As in the case of the NASDAQ bubble when I was writing about it betweem Q4 1998 and Q1 2000, I find today that most people I talk to are uninsured against a dollar crisis. This complacency is apparently a global phenomenon. In a letter to the editor in the Financial Times yesterday, John Grout, Policy and Technical Director of The Association of Corporate Treasurers, London, states: "Earlier this year you reported a Citibank survey's finding that large U.S. companies' exchange hedging was too short-term to have any real effect. Derivatives positions held by US non-financial firms were found by Wayne Guay and S.P. Kothari (Wharton and MIT) to be around one fifteenth of what was needed for a significant hedging–taken as covering a three standard deviation movement in relative currency values." In other words, firms in Europe are as relaxed about the dollar as individuals and households in the U.S. and likely elsewhere.
Still, U.S. readers may be surprised by opinions commonly expressed by people I talked to in Canada, whether financial TV show anchors or Laura, a resident of the city who sat next to us at The Rex, a jazz club on the edge of the West Queen Street area. She is buying dollars–literally–and stuffing them in a safe box. She was old enough to remember Canadian dollars at 70 cents U.S. and believes that at around 90 cents today U.S. the Canadian dollar has peaked. Apparently she is not old enough to remember that the Canadian dollar traded at a premium to the U.S. dollar until the early 1970s when the Bretton Woods system of pegged exchange rates collapsed under the strains of the Vietnam War. As William B.Z Vukson points out in "Canadian Dollar Chaos," the event of the ungluing of the two North American dollars "...brought a sudden state of chaos to the historical relationship between the two ... As a series of Free Trade Agreements negotiated in the 1990s raised Canada’s dependence on one of the largest free markets in the world, the Canadian dollar appeared increasingly vulnerable to Canadian industrial and trade policy." Canada is typical of nations that export to the U.S. Economic dependency is great when all is well, but when your largest trading partner is acting the part of a reckless financial and fiscal–not to mention military–maniac, all of the Canadas collectively worry.
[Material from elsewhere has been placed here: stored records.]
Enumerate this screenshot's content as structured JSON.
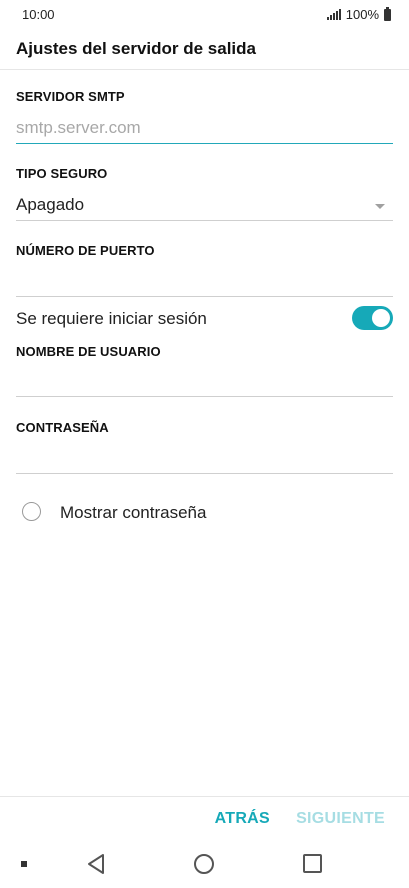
{
  "status_bar": {
    "time": "10:00",
    "battery": "100%",
    "signal_icon": "signal-icon",
    "battery_icon": "battery-icon"
  },
  "header": {
    "title": "Ajustes del servidor de salida"
  },
  "form": {
    "smtp_label": "SERVIDOR SMTP",
    "smtp_placeholder": "smtp.server.com",
    "smtp_value": "",
    "security_label": "TIPO SEGURO",
    "security_value": "Apagado",
    "port_label": "NÚMERO DE PUERTO",
    "port_value": "",
    "login_required_label": "Se requiere iniciar sesión",
    "login_required": true,
    "username_label": "NOMBRE DE USUARIO",
    "username_value": "",
    "password_label": "CONTRASEÑA",
    "password_value": "",
    "show_password_label": "Mostrar contraseña",
    "show_password": false
  },
  "actions": {
    "back_label": "ATRÁS",
    "next_label": "SIGUIENTE"
  },
  "colors": {
    "accent": "#16a9b8",
    "accent_disabled": "#a6dde3"
  },
  "nav": {
    "back_icon": "nav-back-icon",
    "home_icon": "nav-home-icon",
    "recents_icon": "nav-recents-icon"
  }
}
Less surprising is that these opinions mirror the views commonly found in the mainstream Canadian financial press, which looks more like iTulip.com than CNBC. This partly explains why yours truly is on TV in Canada versus in iTulip, Inc's home country. Issues are harder to ignore when you are a relatively small economy as dependent on the U.S. economy as is Canada; while the U.S. hurdles full speed into a 2007 recession in an economic State of Denial that parallels its foreign policy and military adventures. Except for a belated admission of the obvious yesterday by our soon-to-be Defense Secretary that the U.S. is losing the Afghanistan and Iraq War, trading partners like Canada are already feeling the pinch and yowling.
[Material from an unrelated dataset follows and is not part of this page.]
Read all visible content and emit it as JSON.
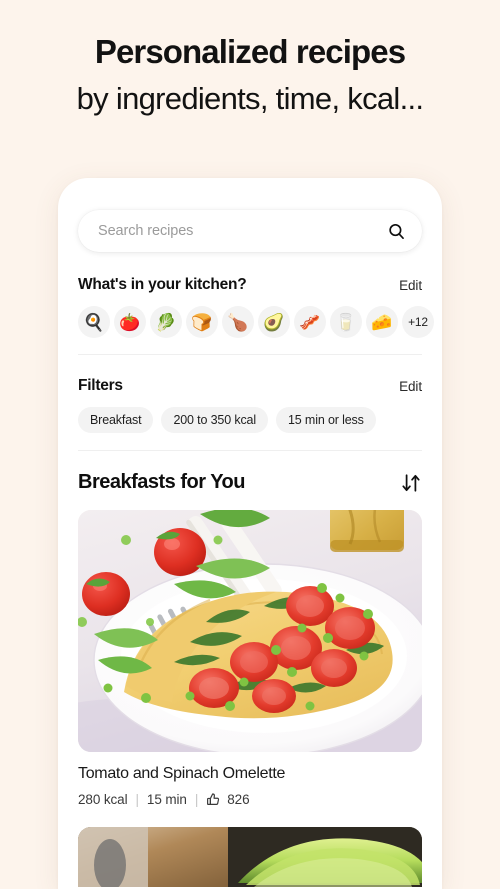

Take for example this commentary Monday by Jacqueline Thorpe of the National Post ,"So much for myth of a soft landing–Bad news all around hammers home reality"
We now have a U.S. manufacturing sector officially contracting, a housing market falling apart brick by brick, and Canadian growth slowing to its weakest pace in three years.My wife and I had dinner with friends who have built and run a Chinese imports company in Canada for over ten years. They are Chinese, from Taiwan. They report an unmistakable slow-down in business. The economy isn't making front page news yet, though. Mostly, the Canadian media are obsessed with the quagmire in Afghanistan. Canada dove right into Afghanistan with the U.S. after 9/11 but decided against joining the Iraq invasion in 2003–wisely, in retrospect. Although the mess in Afghanistan is serious, the U.S. the media are focused on Iraq; there are only so many military quagmire column inches and TV news seconds available.
An ugly string of figures rudely intruded on our raucous stock-market party last week, driving home the cold, hard fact the North American economy is officially slowing.
Phooey to the idea that U.S. housing may have already bottomed, that manufacturing could ride out one of the biggest auto restructurings in history, or that Canada could float through both.
The way these data are going, the hoped-for soft landing will have fossilized by spring.
North of the border, Canadian growth came in at just 1.7% for the third quarter, the weakest expansion in three years and following a mediocre 2% second quarter.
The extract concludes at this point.